Overview

This trial is active, not recruiting.

Conditions colorectal cancer, metastatic cancer
Treatments fluorouracil, isolated perfusion, leucovorin calcium
Phase phase 3
Sponsor Medical Research Council
Start date December 1994
Trial size 312 participants
Trial identifier NCT00002692, CDR0000064434, EU-95032, MRC-CR05

Summary

RATIONALE: Drugs used in chemotherapy use different ways to stop tumor cells from dividing so they stop growing or die. Combining more than one drug may kill more tumor cells.

PURPOSE: Randomized phase III trial to compare the effectiveness of intravenous infusion or intrahepatic infusion of fluorouracil and leucovorin in treating patients with colorectal cancer metastatic to the liver.

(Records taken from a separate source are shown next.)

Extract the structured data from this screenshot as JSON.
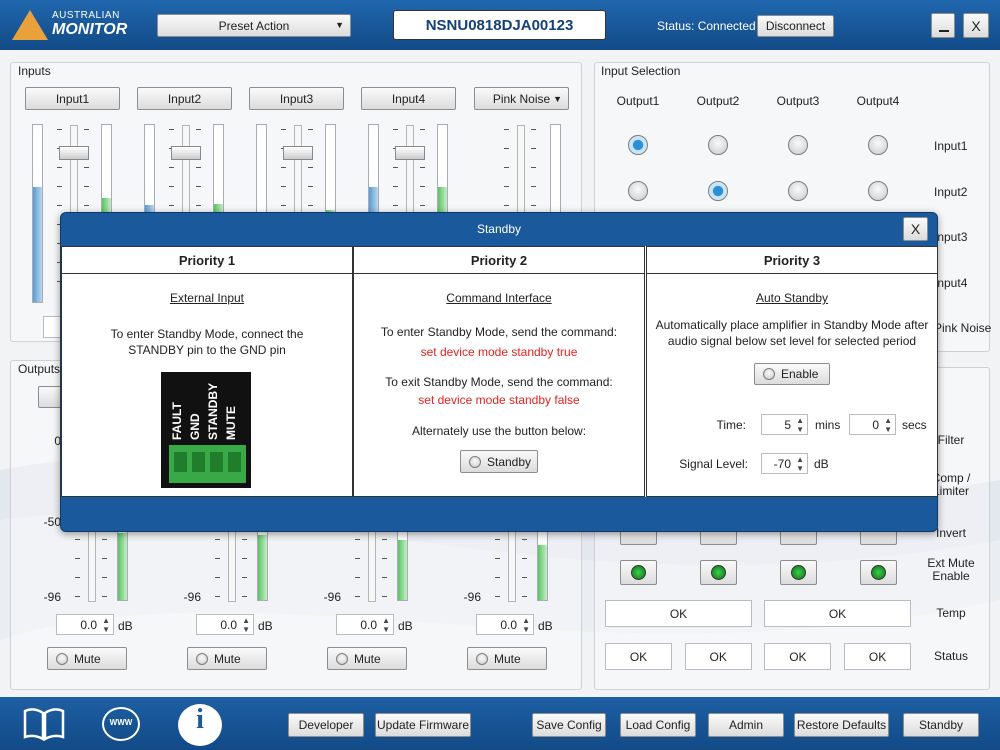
{
  "header": {
    "logo_line1": "AUSTRALIAN",
    "logo_line2": "MONITOR",
    "preset": "Preset Action",
    "serial": "NSNU0818DJA00123",
    "status": "Status: Connected",
    "disconnect": "Disconnect",
    "close": "X"
  },
  "inputs": {
    "title": "Inputs",
    "channels": [
      "Input1",
      "Input2",
      "Input3",
      "Input4"
    ],
    "pink_noise": "Pink Noise"
  },
  "outputs": {
    "title": "Outputs",
    "channels": [
      {
        "scale": [
          "0",
          "-50",
          "-96"
        ],
        "gain": "0.0",
        "unit": "dB",
        "mute": "Mute"
      },
      {
        "scale": [
          "-96"
        ],
        "gain": "0.0",
        "unit": "dB",
        "mute": "Mute"
      },
      {
        "scale": [
          "-96"
        ],
        "gain": "0.0",
        "unit": "dB",
        "mute": "Mute"
      },
      {
        "scale": [
          "-96"
        ],
        "gain": "0.0",
        "unit": "dB",
        "mute": "Mute"
      }
    ]
  },
  "input_selection": {
    "title": "Input Selection",
    "outputs": [
      "Output1",
      "Output2",
      "Output3",
      "Output4"
    ],
    "inputs": [
      "Input1",
      "Input2",
      "Input3",
      "Input4",
      "Pink Noise"
    ]
  },
  "output_status": {
    "rows": [
      "Filter",
      "Comp / Limiter",
      "Invert",
      "Ext Mute Enable",
      "Temp",
      "Status"
    ],
    "temp": [
      "OK",
      "OK"
    ],
    "status": [
      "OK",
      "OK",
      "OK",
      "OK"
    ]
  },
  "dialog": {
    "title": "Standby",
    "close": "X",
    "columns": [
      {
        "heading": "Priority 1",
        "subheading": "External Input",
        "text": "To enter Standby Mode, connect the STANDBY pin to the GND pin",
        "pins": [
          "FAULT",
          "GND",
          "STANDBY",
          "MUTE"
        ]
      },
      {
        "heading": "Priority 2",
        "subheading": "Command Interface",
        "enter_text": "To enter Standby Mode, send the command:",
        "enter_command": "set device mode standby true",
        "exit_text": "To exit Standby Mode, send the command:",
        "exit_command": "set device mode standby false",
        "alt_text": "Alternately use the button below:",
        "button": "Standby"
      },
      {
        "heading": "Priority 3",
        "subheading": "Auto Standby",
        "text": "Automatically place amplifier in Standby Mode after audio signal below set level for selected period",
        "button": "Enable",
        "time_label": "Time:",
        "time_mins": "5",
        "mins": "mins",
        "time_secs": "0",
        "secs": "secs",
        "level_label": "Signal Level:",
        "level": "-70",
        "level_unit": "dB"
      }
    ]
  },
  "footer": {
    "www_icon": "WWW",
    "info_icon": "i",
    "buttons": [
      "Developer",
      "Update Firmware",
      "Save Config",
      "Load Config",
      "Admin",
      "Restore Defaults",
      "Standby"
    ]
  }
}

United States No locations recruiting
Other Countries No locations recruiting

Study Design

Allocation randomized
Primary purpose treatment

Eligibility Criteria

Male or female participants of any age.

DISEASE CHARACTERISTICS: Histologically confirmed adenocarcinoma of the colon or rectum with metastases confined to the liver and not amenable to surgery PATIENT CHARACTERISTICS: Age: Any age Performance status: WHO 0-2 Life expectancy: More than 3 months Hematopoietic: WBC at least 3,000/mm3 Absolute neutrophil count at least 1,500/mm3 Platelet count at least 100,000/mm3 Hepatic: Bilirubin less than 3.5 mg/dL (50 micromoles/liter) Renal: Not specified Cardiovascular: No uncontrolled heart disease (e.g., congestive heart failure, angina) Other: No uncontrolled infection No other uncontrolled medical illness PRIOR CONCURRENT THERAPY: No prior fluorouracil (5-FU) for advanced disease More than 6 months since adjuvant 5-FU (e.g., in AXIS or QUASAR studies)

Additional Information

Official title A RANDOMISED TRIAL OF INTRAVENOUS VERSUS INTRAHEPATIC ARTERIAL 5-FU AND LEUCOVORIN FOR COLORECTAL LIVER METASTASES
Description OBJECTIVES: I. Compare the survival and response rates of patients with colorectal liver metastases treated with intravenous vs. intrahepatic arterial infusion of fluorouracil/leucovorin. II. Assess the effect of these 2 treatments on symptoms and quality of life of these patients. OUTLINE: Randomized study. Patients randomized to Arm II should have a preoperative hepatic angiography; at laparotomy, an intrahepatic arterial catheter is fused into the gastroduodenal artery to establish an infusion of both lobes of the liver. Arm I: Single-Agent Chemotherapy with Drug Modulation. Fluorouracil, 5-FU, NSC-19893; with Leucovorin calcium, CF, NSC-3590. Intravenous infusion. Arm II: Single-Agent Chemotherapy with Drug Modulation. 5-FU; with CF. Intrahepatic arterial infusion. PROJECTED ACCRUAL: 312 patients are expected to be randomized within 3-4 years.
Trial information was received from ClinicalTrials.gov and was last updated in December 2013.
Information provided to ClinicalTrials.gov by National Cancer Institute (NCI).